Intervention de Christèle Gras-Le Guen

Réunion du jeudi 24 septembre 2020 à 15h45
Commission d'enquête pour mesurer et prévenir les effets de la crise du covid-19 sur les enfants et la jeunesse

Christèle Gras-Le Guen, secrétaire générale de la Société française de pédiatrie (SFP) :

Je serai assez brève quant aux aspects somatiques de la maladie, que nous avons déjà abondamment abordés ce matin. Notre niveau de connaissances est très différent de celui du printemps dernier, lorsque nous nous sommes enfermés. Beaucoup d'inquiétudes et d'interrogations persistaient alors à propos de ce nouveau virus que nous découvrions à peine. Ces inquiétudes étaient fondées pour une grande partie de la population, mais pas pour les enfants.
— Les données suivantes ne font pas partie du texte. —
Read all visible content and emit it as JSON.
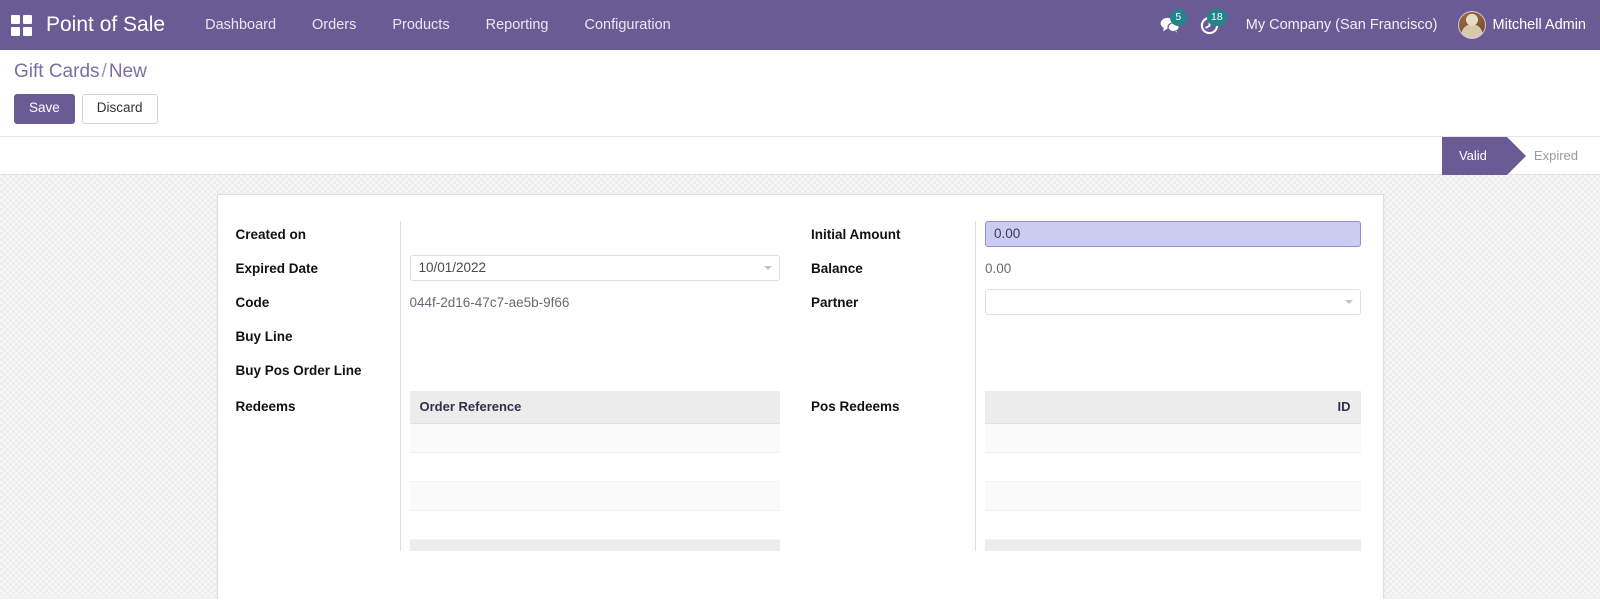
{
  "navbar": {
    "apps_icon": "apps-grid-icon",
    "brand": "Point of Sale",
    "menu_items": [
      {
        "label": "Dashboard"
      },
      {
        "label": "Orders"
      },
      {
        "label": "Products"
      },
      {
        "label": "Reporting"
      },
      {
        "label": "Configuration"
      }
    ],
    "messages": {
      "icon": "messages-icon",
      "count": "5"
    },
    "activities": {
      "icon": "activity-clock-icon",
      "count": "18"
    },
    "company": "My Company (San Francisco)",
    "user": "Mitchell Admin",
    "avatar": "user-avatar"
  },
  "control_panel": {
    "breadcrumb_root": "Gift Cards",
    "breadcrumb_sep": "/",
    "breadcrumb_current": "New",
    "save_label": "Save",
    "discard_label": "Discard"
  },
  "statusbar": {
    "states": [
      {
        "label": "Valid",
        "active": true
      },
      {
        "label": "Expired",
        "active": false
      }
    ],
    "active_label": "Valid",
    "inactive_label": "Expired"
  },
  "form": {
    "left": {
      "created_on": {
        "label": "Created on",
        "value": ""
      },
      "expired_date": {
        "label": "Expired Date",
        "value": "10/01/2022",
        "placeholder": ""
      },
      "code": {
        "label": "Code",
        "value": "044f-2d16-47c7-ae5b-9f66"
      },
      "buy_line": {
        "label": "Buy Line",
        "value": ""
      },
      "buy_pos_order_line": {
        "label": "Buy Pos Order Line",
        "value": ""
      },
      "redeems": {
        "label": "Redeems",
        "columns": [
          "Order Reference"
        ],
        "rows": []
      }
    },
    "right": {
      "initial_amount": {
        "label": "Initial Amount",
        "value": "0.00"
      },
      "balance": {
        "label": "Balance",
        "value": "0.00"
      },
      "partner": {
        "label": "Partner",
        "value": "",
        "placeholder": ""
      },
      "pos_redeems": {
        "label": "Pos Redeems",
        "columns": [
          "ID"
        ],
        "rows": []
      }
    }
  },
  "colors": {
    "brand_purple": "#6b5b95",
    "badge_teal": "#21858a",
    "focus_field_bg": "#ccccf0",
    "table_header_bg": "#ececec",
    "breadcrumb_text": "#7b6ea4"
  }
}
Je vous remercie d'avoir concentré l'attention sur cette population car nous avons aujourd'hui des difficultés à rassurer et à convaincre la communauté des enseignants et celle de parents, ainsi que les enfants eux-mêmes, que cette maladie n'est pas une maladie pédiatrique au sens virologique du terme. J'entends par-là que le virus infecte très peu les jeunes enfants, et d'autant moins qu'ils sont jeunes. Nous avons détecté très peu de cas chez les nouveau-nés par exemple, y compris lorsque leur mère était infectée au moment de son accouchement. Inversement, nous observons que le taux de contamination évolue lorsque l'âge augmente. Très peu de cas ont été décrits chez des enfants fréquentant une crèche, une école maternelle ou une école primaire, mais le nombre de cas augmente au collège, puis au lycée et à l'université – des clusters s'y sont formés à la rentrée.
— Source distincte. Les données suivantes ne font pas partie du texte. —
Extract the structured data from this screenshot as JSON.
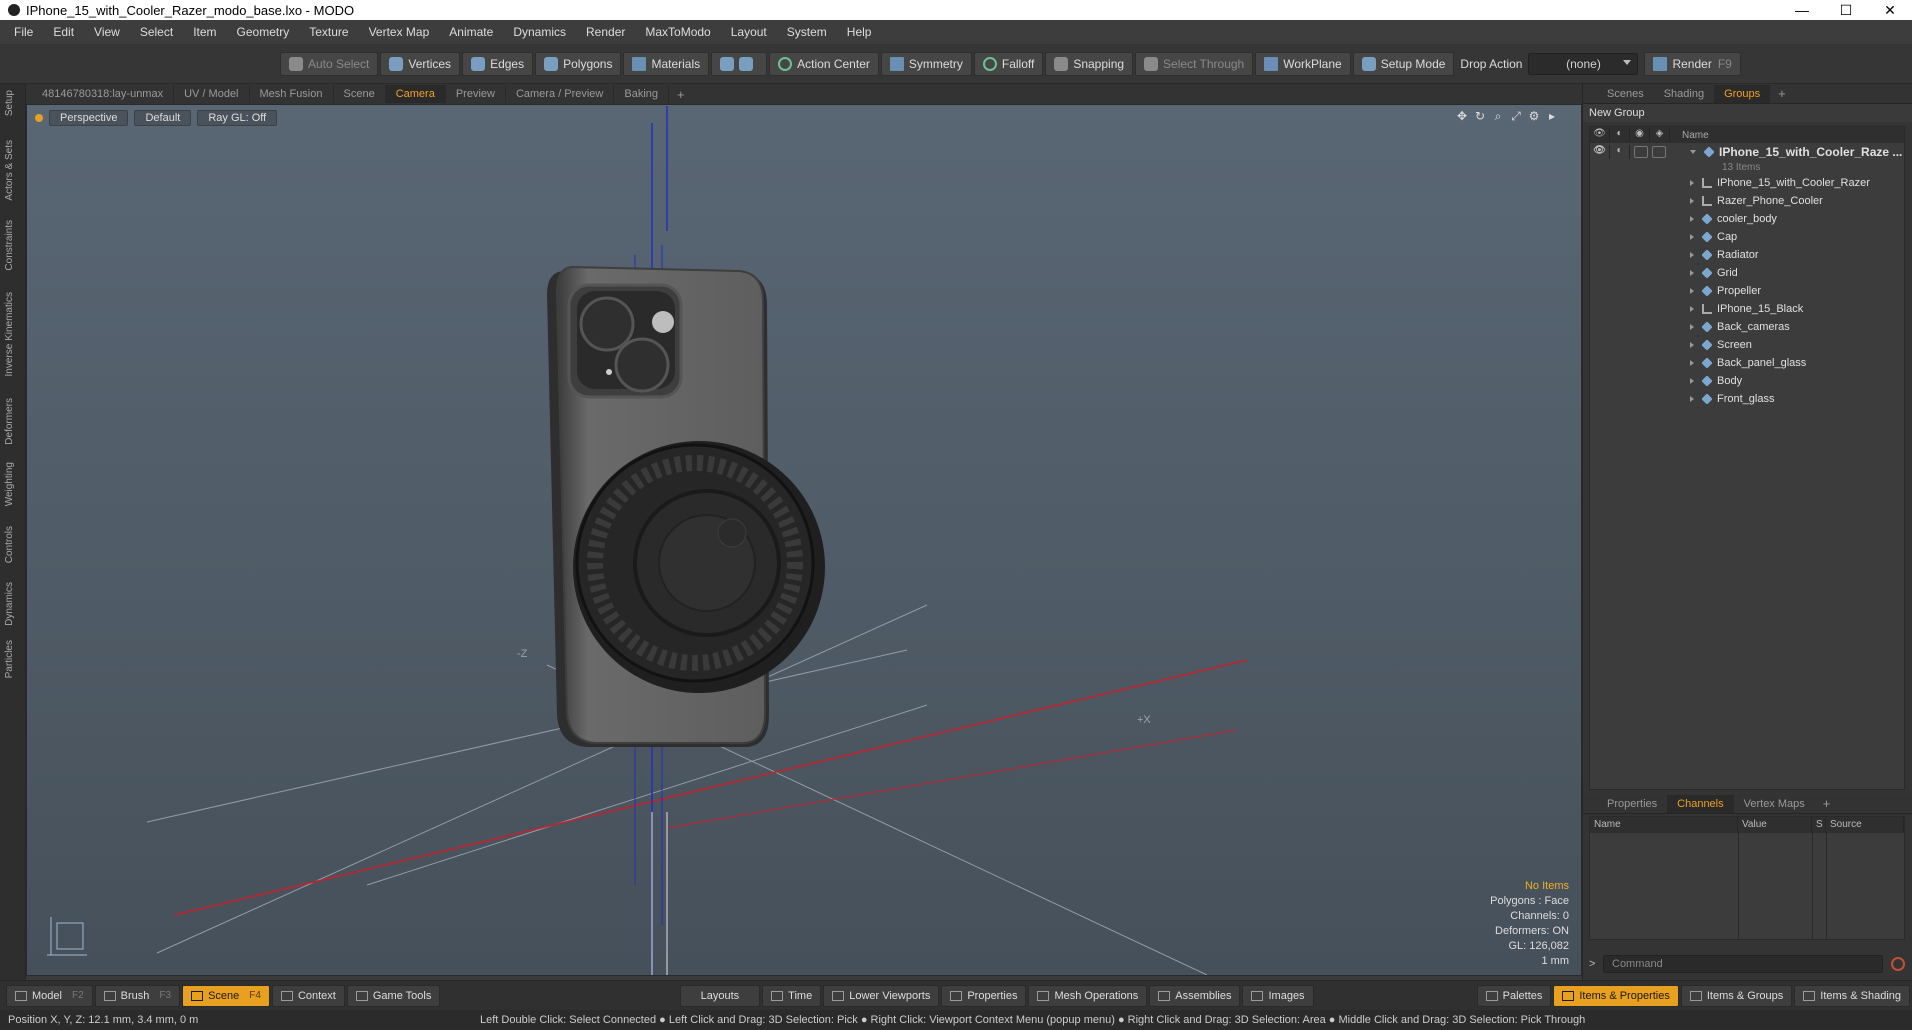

Par ailleurs, les enfants qui sont infectés développent, dans l'immense majorité des cas, des formes bénignes de la maladie. Nous avons eu quelques inquiétudes avec des symptômes évocateurs de la maladie de Kawasaki – le sujet a été évoqué ce matin – mais la plupart des enfants développent des formes asymptomatiques – ou quasiment – de la maladie. Les enfants représentent moins de 5 % du nombre d'infections total. Enfin, les enfants ne contribuent que très peu aux chaînes de contamination. Avec le recul, riches de l'analyse des clusters, nous savons que les enfants sont exceptionnellement à l'origine de la contamination d'adultes. Les adultes sont beaucoup plus souvent sources de contamination, soit d'autres adultes, soit d'enfants.

Avec nos connaissances actuelles, nous sommes rétrospectivement en mesure de considérer que certaines mesures prises durant la première phase de l'épidémie étaient manifestement excessives. Nous avons tous vu des images d'enfants qui devaient rester chacun dans un cercle, ne pas s'approcher de leurs camarades et ne pas partager leur balle ou leur crayon. Ces mesures apparaissent inadaptées au vu de nos connaissances actuelles sur la manière dont la maladie peut se transmettre entre enfants. Si nous parvenons à rassurer les enseignants, les parents et les enfants, nous pourrons faire reprendre aux enfants leur vie en collectivité et en milieu scolaire avec une meilleure sérénité, tout en respectant des mesures barrières bien entendu. Il n'est pas du tout question de négliger la dangerosité du virus, qui a contribué à plus de trente mille décès en France, mais nous pourrons probablement apaiser les esprits quant à la reprise de la vie scolaire. Les parents pourront ainsi déposer leurs jeunes enfants à la crèche le matin avant de se rendre eux-mêmes à leur travail lorsque nous aurons besoin d'eux – car on ne peut pas exclure que nous ayons besoin de faire appel de nouveau aux forces vives de la Nation afin de nous aider à surmonter la crise sanitaire.